A Longitudinal Pulmonary Function Study of Children with Thoracic Insufficiency Syndrome (TIS) Treated with Vertical Expandable Prosthetic Titanium Rib (VEPTR)**

Objective: Surgical management of children with VEPTR is reported to produce clinical improvements (J Bone Joint Surg 85: 409, 2003). To date, however, effects of VEPTR on lung function have not been reported, due in part to difficulties to study young handicapped children. The forced deflation (FD) technique to obtain reproducible maximum expiratory flow-volume (MEFV) curves is a unique technique originally developed to study infants and children in the ICU (Am Rev Respir Dis 136: 50, 1987). The current study has been undertaken to evaluate the efficacy of VEPTOR under general anesthesia with pulmonary function tests (PFTs) using the FD technique.

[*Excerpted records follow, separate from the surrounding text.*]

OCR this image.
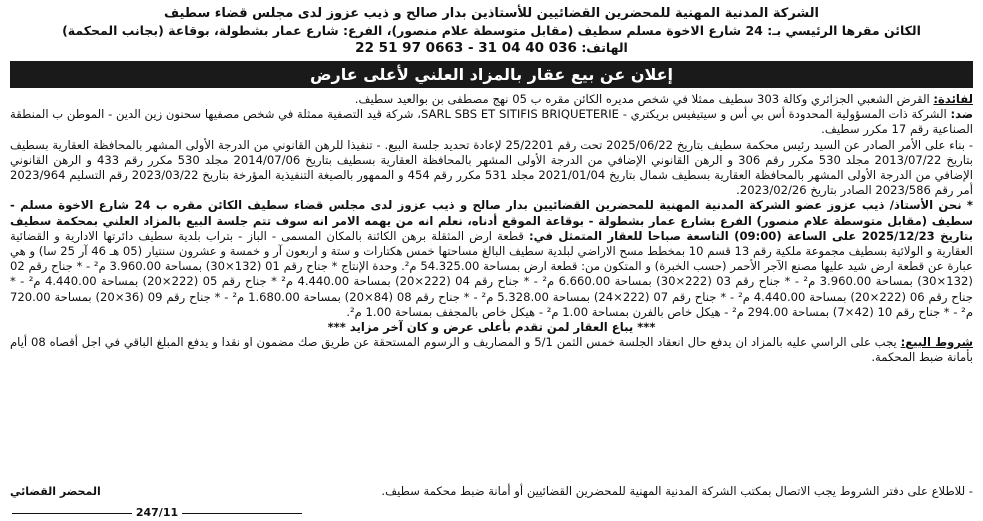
الشركة المدنية المهنية للمحضرين القضائيين للأستاذين بدار صالح و ذيب عزوز لدى مجلس قضاء سطيف
الكائن مقرها الرئيسي بـ: 24 شارع الاخوة مسلم سطيف (مقابل متوسطة علام منصور)، الفرع: شارع عمار بشطولة، بوقاعة (بجانب المحكمة)
الهاتف: 036 40 04 31 - 0663 97 51 22
إعلان عن بيع عقار بالمزاد العلني لأعلى عارض

لفائدة: القرض الشعبي الجزائري وكالة 303 سطيف ممثلا في شخص مديره الكائن مقره ب 05 نهج مصطفى بن بوالعيد سطيف.

ضد: الشركة ذات المسؤولية المحدودة أس بي أس و سيتيفيس بريكتري - SARL SBS ET SITIFIS BRIQUETERIE، شركة قيد التصفية ممثلة في شخص مصفيها سحنون زين الدين - الموطن ب المنطقة الصناعية رقم 17 مكرر سطيف.

- بناء على الأمر الصادر عن السيد رئيس محكمة سطيف بتاريخ 2025/06/22 تحت رقم 25/2201 لإعادة تحديد جلسة البيع. - تنفيذا للرهن القانوني من الدرجة الأولى المشهر بالمحافظة العقارية بسطيف بتاريخ 2013/07/22 مجلد 530 مكرر رقم 306 و الرهن القانوني الإضافي من الدرجة الأولى المشهر بالمحافظة العقارية بسطيف بتاريخ 2014/07/06 مجلد 530 مكرر رقم 433 و الرهن القانوني الإضافي من الدرجة الأولى المشهر بالمحافظة العقارية بسطيف شمال بتاريخ 2021/01/04 مجلد 531 مكرر رقم 454 و الممهور بالصيغة التنفيذية المؤرخة بتاريخ 2023/03/22 رقم التسليم 2023/964 أمر رقم 2023/586 الصادر بتاريخ 2023/02/26.

* نحن الأستاذ/ ذيب عزوز عضو الشركة المدنية المهنية للمحضرين القضائيين بدار صالح و ذيب عزوز لدى مجلس قضاء سطيف الكائن مقره ب 24 شارع الاخوة مسلم - سطيف (مقابل متوسطة علام منصور) الفرع بشارع عمار بشطولة - بوقاعة الموقع أدناه، نعلم انه من يهمه الامر انه سوف تتم جلسة البيع بالمزاد العلني بمحكمة سطيف بتاريخ 2025/12/23 على الساعة (09:00) التاسعة صباحا للعقار المتمثل في: قطعة ارض المثقلة برهن الكائنة بالمكان المسمى - الباز - بتراب بلدية سطيف دائرتها الادارية و القضائية العقارية و الولائية بسطيف مجموعة ملكية رقم 13 قسم 10 بمخطط مسح الاراضي لبلدية سطيف البالغ مساحتها خمس هكتارات و ستة و اربعون آر و خمسة و عشرون سنتيار (05 هـ 46 آر 25 سا) و هي عبارة عن قطعة ارض شيد عليها مصنع الآجر الأحمر (حسب الخبرة) و المتكون من: قطعة ارض بمساحة 54.325.00 م². وحدة الإنتاج * جناح رقم 01 (132×30) بمساحة 3.960.00 م² - * جناح رقم 02 (132×30) بمساحة 3.960.00 م² - * جناح رقم 03 (222×30) بمساحة 6.660.00 م² - * جناح رقم 04 (222×20) بمساحة 4.440.00 م² * جناح رقم 05 (222×20) بمساحة 4.440.00 م² - * جناح رقم 06 (222×20) بمساحة 4.440.00 م² - * جناح رقم 07 (222×24) بمساحة 5.328.00 م² - * جناح رقم 08 (84×20) بمساحة 1.680.00 م² - * جناح رقم 09 (36×20) بمساحة 720.00 م² - * جناح رقم 10 (42×7) بمساحة 294.00 م² - هيكل خاص بالفرن بمساحة 1.00 م² - هيكل خاص بالمجفف بمساحة 1.00 م².

*** يباع العقار لمن تقدم بأعلى عرض و كان آخر مزايد ***

شروط البيع: يجب على الراسي عليه بالمزاد ان يدفع حال انعقاد الجلسة خمس الثمن 5/1 و المصاريف و الرسوم المستحقة عن طريق صك مضمون او نقدا و يدفع المبلغ الباقي في اجل أقصاه 08 أيام بأمانة ضبط المحكمة.

- للاطلاع على دفتر الشروط يجب الاتصال بمكتب الشركة المدنية المهنية للمحضرين القضائيين أو أمانة ضبط محكمة سطيف.
المحضر القضائي
247/11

Design and Methods: PFTs were performed in 10 children (1.8-9.8 years; median, 4.3 at the first test), with TIS of varying etiologies, 35 different occasions during before and immediately after the surgical insertion of VEPTRs. PFT was repeated every 6 to 12 months thereafter during the surgical expansion of VEPTR. The time span between the first and last test ranged 7-25 months. Forced vital capacity (FVC) and the maximum expiratory flow at 90% of FVC (MEF10/FVC, an index of lower airway conductance) were obtained from MEFV curves. Respiratory system compliance (Crs) and inspiratory capacity (IC) were obtained with passive lung deflation from static airway pressures of 10 and 40 cmH2O, respectively.

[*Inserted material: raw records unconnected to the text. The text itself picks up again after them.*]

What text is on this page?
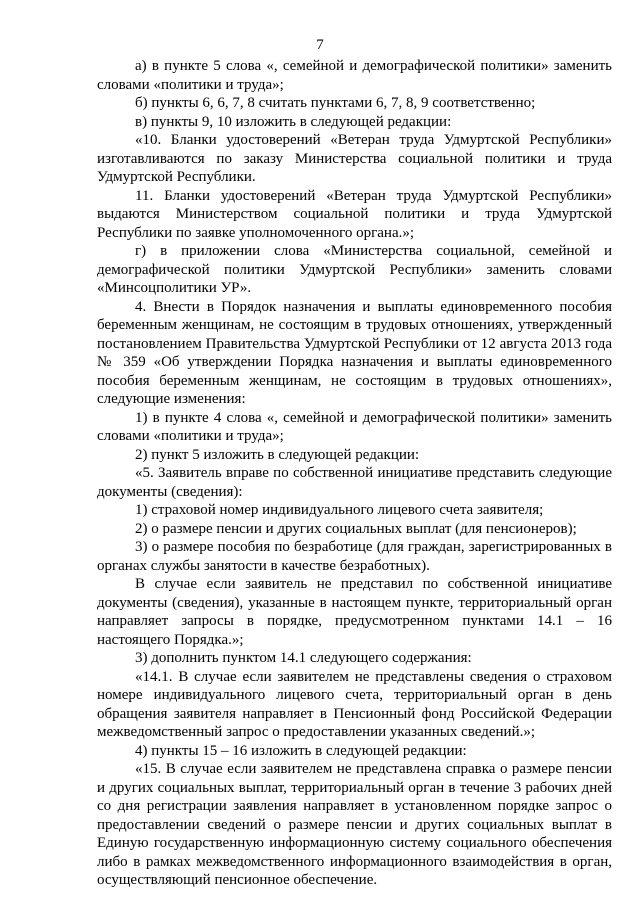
7

а) в пункте 5 слова «, семейной и демографической политики» заменить словами «политики и труда»;

б) пункты 6, 6, 7, 8 считать пунктами 6, 7, 8, 9 соответственно;

в) пункты 9, 10 изложить в следующей редакции:

«10. Бланки удостоверений «Ветеран труда Удмуртской Республики» изготавливаются по заказу Министерства социальной политики и труда Удмуртской Республики.

11. Бланки удостоверений «Ветеран труда Удмуртской Республики» выдаются Министерством социальной политики и труда Удмуртской Республики по заявке уполномоченного органа.»;

г) в приложении слова «Министерства социальной, семейной и демографической политики Удмуртской Республики» заменить словами «Минсоцполитики УР».

4. Внести в Порядок назначения и выплаты единовременного пособия беременным женщинам, не состоящим в трудовых отношениях, утвержденный постановлением Правительства Удмуртской Республики от 12 августа 2013 года № 359 «Об утверждении Порядка назначения и выплаты единовременного пособия беременным женщинам, не состоящим в трудовых отношениях», следующие изменения:

1) в пункте 4 слова «, семейной и демографической политики» заменить словами «политики и труда»;

2) пункт 5 изложить в следующей редакции:

«5. Заявитель вправе по собственной инициативе представить следующие документы (сведения):

1) страховой номер индивидуального лицевого счета заявителя;

2) о размере пенсии и других социальных выплат (для пенсионеров);

3) о размере пособия по безработице (для граждан, зарегистрированных в органах службы занятости в качестве безработных).

В случае если заявитель не представил по собственной инициативе документы (сведения), указанные в настоящем пункте, территориальный орган направляет запросы в порядке, предусмотренном пунктами 14.1 – 16 настоящего Порядка.»;

3) дополнить пунктом 14.1 следующего содержания:

«14.1. В случае если заявителем не представлены сведения о страховом номере индивидуального лицевого счета, территориальный орган в день обращения заявителя направляет в Пенсионный фонд Российской Федерации межведомственный запрос о предоставлении указанных сведений.»;

4) пункты 15 – 16 изложить в следующей редакции:

«15. В случае если заявителем не представлена справка о размере пенсии и других социальных выплат, территориальный орган в течение 3 рабочих дней со дня регистрации заявления направляет в установленном порядке запрос о предоставлении сведений о размере пенсии и других социальных выплат в Единую государственную информационную систему социального обеспечения либо в рамках межведомственного информационного взаимодействия в орган, осуществляющий пенсионное обеспечение.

Results: 1). There were no significant differences in PFT indices before and right after VEPTR expansion, apparently due to prevention of immediate lung expansion by the stiff parietal pleura. 2). Not surprisingly, initial lung volume (FVC: 69 ± 13.4% pred.) was moderate to severely decreased. After VEPTR expansion, FVC in absolute terms markedly increased (26 ± 23.3% /year; p<.0001). 3). IC also increased markedly (16 ± 16.7%/year). There appears to be a trend of less increase in lung volumes among older children (> 6 years). 4). In terms of % pred. based on height (or arm span), however, increases in FVC (+3.4 ± 16.7%/year, ns) just kept up with increases in body size (or height). 5). MEF10/FVC, an index of lower airway conductance, was within normal range in most patients and was essentially unchanged with growth. 6). Crs was decreased, indicating the stiff thorax and did not change significantly with growth.

Discussion and Conclusion: VEPTR expansion of the thorax appears to help increase lung volumes and keeps up with subsequent body growth. The exact extent of clinical benefit by this procedure is difficult to judge but may be more than the numbers indicate, since there is no control group of children without surgical corrections, whose lung function would certainly deteriorate further with time with increasing scoliotic changes.

**The FDA has not cleared a drug and/or medical device the use described in this presentation (i.e., the drug or medical device is being discussed in an "off-label" use).